Primero mirábamos de reojo, hacia donde el rayo nos iluminaba a los dos. Luego el haz se movió y lo seguimos por toda la cama. Ya nos habíamos desnudado de palabras antes, en lo que tardaron los besos en ahogar los suspiros.

Cerramos la puerta al mundo y al tiempo. El lugar era la piel y la acción la exploración. No se puede caminar sin dejar huellas, y no se puede amar sin dejarse la piel.

La serpiente devoraba mientras se retorcía de placer y mudaba su piel. Las sábanas se llenaron de pequeños dolores que desertaban de una vida efímera y longeva quizás ya de recuerdos.

El rayo de luz nos marcaba los territorios a conquistar, las cimas que escalar, los ríos que lamer. Era demasiada luz. Una luminosidad que no cesaba en su parpadeo cruel. Dolía abrir los ojos, cerrarlos quemaba por dentro.
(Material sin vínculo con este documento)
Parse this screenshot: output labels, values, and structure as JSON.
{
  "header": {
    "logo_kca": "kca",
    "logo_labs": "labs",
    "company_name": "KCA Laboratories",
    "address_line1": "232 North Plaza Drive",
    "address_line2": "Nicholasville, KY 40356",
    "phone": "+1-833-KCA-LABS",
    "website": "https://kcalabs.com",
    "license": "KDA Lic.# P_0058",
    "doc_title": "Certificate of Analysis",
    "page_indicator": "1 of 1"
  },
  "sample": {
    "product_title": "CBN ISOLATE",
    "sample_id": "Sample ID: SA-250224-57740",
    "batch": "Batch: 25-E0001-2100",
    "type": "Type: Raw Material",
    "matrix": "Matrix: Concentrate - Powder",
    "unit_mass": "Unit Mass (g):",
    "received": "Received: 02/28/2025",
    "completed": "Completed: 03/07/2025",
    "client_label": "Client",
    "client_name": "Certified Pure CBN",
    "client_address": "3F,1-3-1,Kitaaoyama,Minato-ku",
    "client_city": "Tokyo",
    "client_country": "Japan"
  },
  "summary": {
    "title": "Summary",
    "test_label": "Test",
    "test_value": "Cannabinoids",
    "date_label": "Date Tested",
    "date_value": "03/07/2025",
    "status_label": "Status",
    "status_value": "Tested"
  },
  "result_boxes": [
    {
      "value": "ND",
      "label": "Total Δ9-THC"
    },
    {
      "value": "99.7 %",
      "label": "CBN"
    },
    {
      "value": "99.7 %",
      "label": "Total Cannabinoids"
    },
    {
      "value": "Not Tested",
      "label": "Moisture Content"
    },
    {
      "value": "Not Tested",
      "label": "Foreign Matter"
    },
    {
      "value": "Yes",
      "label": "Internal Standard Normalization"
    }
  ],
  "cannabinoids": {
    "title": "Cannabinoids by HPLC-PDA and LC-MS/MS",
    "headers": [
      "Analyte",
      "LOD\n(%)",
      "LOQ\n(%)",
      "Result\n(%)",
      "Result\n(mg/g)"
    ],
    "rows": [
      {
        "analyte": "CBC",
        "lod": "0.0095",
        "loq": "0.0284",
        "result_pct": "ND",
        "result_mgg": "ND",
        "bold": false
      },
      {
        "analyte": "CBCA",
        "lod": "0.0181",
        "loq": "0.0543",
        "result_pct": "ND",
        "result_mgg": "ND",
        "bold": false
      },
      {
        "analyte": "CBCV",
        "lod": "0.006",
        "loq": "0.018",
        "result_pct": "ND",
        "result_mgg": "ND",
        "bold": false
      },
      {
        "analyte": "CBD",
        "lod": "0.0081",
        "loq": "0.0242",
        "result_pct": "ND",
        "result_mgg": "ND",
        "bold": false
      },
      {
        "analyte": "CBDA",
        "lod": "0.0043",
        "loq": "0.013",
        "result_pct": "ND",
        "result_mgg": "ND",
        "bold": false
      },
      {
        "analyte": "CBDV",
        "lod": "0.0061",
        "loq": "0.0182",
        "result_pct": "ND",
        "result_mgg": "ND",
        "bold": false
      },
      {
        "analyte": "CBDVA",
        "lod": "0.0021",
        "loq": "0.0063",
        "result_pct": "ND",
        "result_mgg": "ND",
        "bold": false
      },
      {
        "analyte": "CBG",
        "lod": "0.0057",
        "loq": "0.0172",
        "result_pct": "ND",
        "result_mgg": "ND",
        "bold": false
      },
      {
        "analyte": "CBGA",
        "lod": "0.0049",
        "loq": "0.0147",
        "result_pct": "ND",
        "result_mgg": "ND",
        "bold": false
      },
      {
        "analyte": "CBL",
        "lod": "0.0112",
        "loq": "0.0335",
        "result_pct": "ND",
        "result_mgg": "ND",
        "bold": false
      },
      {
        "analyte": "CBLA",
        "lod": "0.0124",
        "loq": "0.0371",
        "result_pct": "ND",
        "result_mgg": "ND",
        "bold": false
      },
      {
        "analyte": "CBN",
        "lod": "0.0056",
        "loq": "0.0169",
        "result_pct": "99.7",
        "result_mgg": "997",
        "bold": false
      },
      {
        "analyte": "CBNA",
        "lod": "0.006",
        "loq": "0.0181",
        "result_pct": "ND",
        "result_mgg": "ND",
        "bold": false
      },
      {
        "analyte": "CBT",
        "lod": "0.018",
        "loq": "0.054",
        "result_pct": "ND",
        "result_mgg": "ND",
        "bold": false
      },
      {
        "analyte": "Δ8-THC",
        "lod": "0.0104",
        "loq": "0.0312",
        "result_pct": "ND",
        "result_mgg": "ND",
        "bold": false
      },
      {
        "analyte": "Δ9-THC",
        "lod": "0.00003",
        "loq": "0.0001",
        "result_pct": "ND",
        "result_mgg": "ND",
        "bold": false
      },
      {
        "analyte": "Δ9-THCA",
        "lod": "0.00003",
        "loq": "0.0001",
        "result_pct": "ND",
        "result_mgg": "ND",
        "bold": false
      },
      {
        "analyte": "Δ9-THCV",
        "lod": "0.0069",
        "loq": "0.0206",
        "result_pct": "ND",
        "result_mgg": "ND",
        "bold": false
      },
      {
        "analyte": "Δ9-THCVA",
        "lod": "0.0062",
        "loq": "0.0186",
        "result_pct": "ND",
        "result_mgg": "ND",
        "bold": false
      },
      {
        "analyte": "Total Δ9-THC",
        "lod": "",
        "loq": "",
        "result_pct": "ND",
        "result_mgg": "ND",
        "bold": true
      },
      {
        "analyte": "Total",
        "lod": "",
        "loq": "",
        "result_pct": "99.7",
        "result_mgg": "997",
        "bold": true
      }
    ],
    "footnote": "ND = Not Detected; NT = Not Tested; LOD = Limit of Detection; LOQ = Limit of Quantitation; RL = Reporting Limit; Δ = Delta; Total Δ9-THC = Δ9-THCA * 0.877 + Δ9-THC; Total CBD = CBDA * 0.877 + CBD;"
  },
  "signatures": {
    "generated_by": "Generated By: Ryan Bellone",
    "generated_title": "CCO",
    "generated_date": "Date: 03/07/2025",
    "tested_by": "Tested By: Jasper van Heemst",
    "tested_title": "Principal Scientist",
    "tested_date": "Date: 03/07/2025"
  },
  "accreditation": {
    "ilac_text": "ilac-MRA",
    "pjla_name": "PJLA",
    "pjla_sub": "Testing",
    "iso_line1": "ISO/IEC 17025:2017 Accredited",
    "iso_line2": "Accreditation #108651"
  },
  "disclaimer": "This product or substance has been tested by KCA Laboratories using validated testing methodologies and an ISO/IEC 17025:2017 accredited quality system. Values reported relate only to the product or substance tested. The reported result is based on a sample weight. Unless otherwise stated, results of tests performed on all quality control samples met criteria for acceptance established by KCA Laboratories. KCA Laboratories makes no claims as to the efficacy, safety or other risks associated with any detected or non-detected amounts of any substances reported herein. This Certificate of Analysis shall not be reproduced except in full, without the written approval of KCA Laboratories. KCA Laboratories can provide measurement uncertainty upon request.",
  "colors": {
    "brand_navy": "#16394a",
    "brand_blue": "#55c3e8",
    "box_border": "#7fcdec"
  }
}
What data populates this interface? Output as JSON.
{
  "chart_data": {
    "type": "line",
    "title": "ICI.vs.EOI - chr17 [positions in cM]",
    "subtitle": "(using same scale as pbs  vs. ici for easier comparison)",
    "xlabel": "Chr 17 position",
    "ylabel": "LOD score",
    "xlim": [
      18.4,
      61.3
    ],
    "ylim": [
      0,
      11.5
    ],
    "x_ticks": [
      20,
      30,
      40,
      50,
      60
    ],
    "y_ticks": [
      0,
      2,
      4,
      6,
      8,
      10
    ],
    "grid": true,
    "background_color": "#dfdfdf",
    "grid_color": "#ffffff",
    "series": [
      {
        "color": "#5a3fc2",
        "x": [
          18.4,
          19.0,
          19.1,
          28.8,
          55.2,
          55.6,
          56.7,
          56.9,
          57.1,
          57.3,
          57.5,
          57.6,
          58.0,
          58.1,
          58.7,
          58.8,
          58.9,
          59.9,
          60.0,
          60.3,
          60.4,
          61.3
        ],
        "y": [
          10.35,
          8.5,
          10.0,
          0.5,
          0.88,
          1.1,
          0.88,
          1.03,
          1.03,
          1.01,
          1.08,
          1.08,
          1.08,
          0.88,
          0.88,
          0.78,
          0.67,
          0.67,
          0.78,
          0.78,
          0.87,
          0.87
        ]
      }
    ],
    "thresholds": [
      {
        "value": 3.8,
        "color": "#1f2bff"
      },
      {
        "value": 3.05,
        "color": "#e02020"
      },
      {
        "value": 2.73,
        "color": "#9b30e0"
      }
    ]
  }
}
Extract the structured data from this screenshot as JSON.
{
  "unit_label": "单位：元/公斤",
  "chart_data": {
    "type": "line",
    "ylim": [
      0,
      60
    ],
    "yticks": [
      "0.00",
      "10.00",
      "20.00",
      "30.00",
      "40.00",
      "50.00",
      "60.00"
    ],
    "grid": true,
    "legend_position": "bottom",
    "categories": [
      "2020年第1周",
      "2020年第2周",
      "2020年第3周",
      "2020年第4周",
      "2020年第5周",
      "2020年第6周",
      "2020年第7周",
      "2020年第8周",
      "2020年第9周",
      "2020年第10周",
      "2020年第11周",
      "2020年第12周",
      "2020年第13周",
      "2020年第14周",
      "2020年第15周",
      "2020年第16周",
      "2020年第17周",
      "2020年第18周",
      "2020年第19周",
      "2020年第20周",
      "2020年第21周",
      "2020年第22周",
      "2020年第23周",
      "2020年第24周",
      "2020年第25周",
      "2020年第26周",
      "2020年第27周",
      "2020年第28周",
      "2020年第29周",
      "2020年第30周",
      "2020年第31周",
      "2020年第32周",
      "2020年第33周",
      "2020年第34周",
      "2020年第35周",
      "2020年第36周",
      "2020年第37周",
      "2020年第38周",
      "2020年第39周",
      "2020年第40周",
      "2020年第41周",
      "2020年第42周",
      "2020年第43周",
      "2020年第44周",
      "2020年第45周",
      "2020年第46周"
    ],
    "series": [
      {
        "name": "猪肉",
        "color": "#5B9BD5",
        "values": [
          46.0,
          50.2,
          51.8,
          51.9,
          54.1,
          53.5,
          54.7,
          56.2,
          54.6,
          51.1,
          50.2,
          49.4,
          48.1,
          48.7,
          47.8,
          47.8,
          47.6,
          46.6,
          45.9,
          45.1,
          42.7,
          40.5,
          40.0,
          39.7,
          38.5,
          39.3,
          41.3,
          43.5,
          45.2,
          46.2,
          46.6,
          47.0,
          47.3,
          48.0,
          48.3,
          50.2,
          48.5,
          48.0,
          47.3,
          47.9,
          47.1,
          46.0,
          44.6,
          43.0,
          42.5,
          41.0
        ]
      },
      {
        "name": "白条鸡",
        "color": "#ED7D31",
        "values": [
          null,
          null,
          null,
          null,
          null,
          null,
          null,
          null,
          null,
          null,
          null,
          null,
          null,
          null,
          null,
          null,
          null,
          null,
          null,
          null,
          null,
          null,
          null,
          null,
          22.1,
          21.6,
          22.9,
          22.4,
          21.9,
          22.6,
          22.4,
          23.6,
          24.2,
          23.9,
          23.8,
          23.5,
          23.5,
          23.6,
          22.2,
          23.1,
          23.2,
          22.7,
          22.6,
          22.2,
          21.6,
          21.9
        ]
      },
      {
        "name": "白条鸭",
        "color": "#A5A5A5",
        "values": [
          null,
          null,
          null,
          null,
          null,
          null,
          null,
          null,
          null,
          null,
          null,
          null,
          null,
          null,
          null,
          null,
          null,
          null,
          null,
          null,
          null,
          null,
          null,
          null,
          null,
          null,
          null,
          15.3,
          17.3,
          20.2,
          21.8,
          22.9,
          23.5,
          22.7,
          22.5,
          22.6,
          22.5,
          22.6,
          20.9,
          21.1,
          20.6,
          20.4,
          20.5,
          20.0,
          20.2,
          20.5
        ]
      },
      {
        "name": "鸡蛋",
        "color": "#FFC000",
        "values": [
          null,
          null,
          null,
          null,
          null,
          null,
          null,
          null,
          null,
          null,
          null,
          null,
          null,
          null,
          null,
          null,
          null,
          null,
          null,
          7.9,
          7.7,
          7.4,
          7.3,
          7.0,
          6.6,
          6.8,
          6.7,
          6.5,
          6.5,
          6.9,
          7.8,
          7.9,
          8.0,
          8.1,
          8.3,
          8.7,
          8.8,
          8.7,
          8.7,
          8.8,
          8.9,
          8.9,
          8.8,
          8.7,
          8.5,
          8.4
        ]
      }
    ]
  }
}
Se podría estar más dentro pero no más iluminados.

E igual que llegó, el rayo cesó. Nos invadió el abismo sin avisar. Ojos abiertos, miradas cíclopes cómplices. La luz hizo su casa en la cornisa, y tumbada, esperó. Esperó. Y esperó. Y desesperó.

No temas, ya le voy a dar yo cobijo. Hay luces que algunos no merecen, ¿verdad?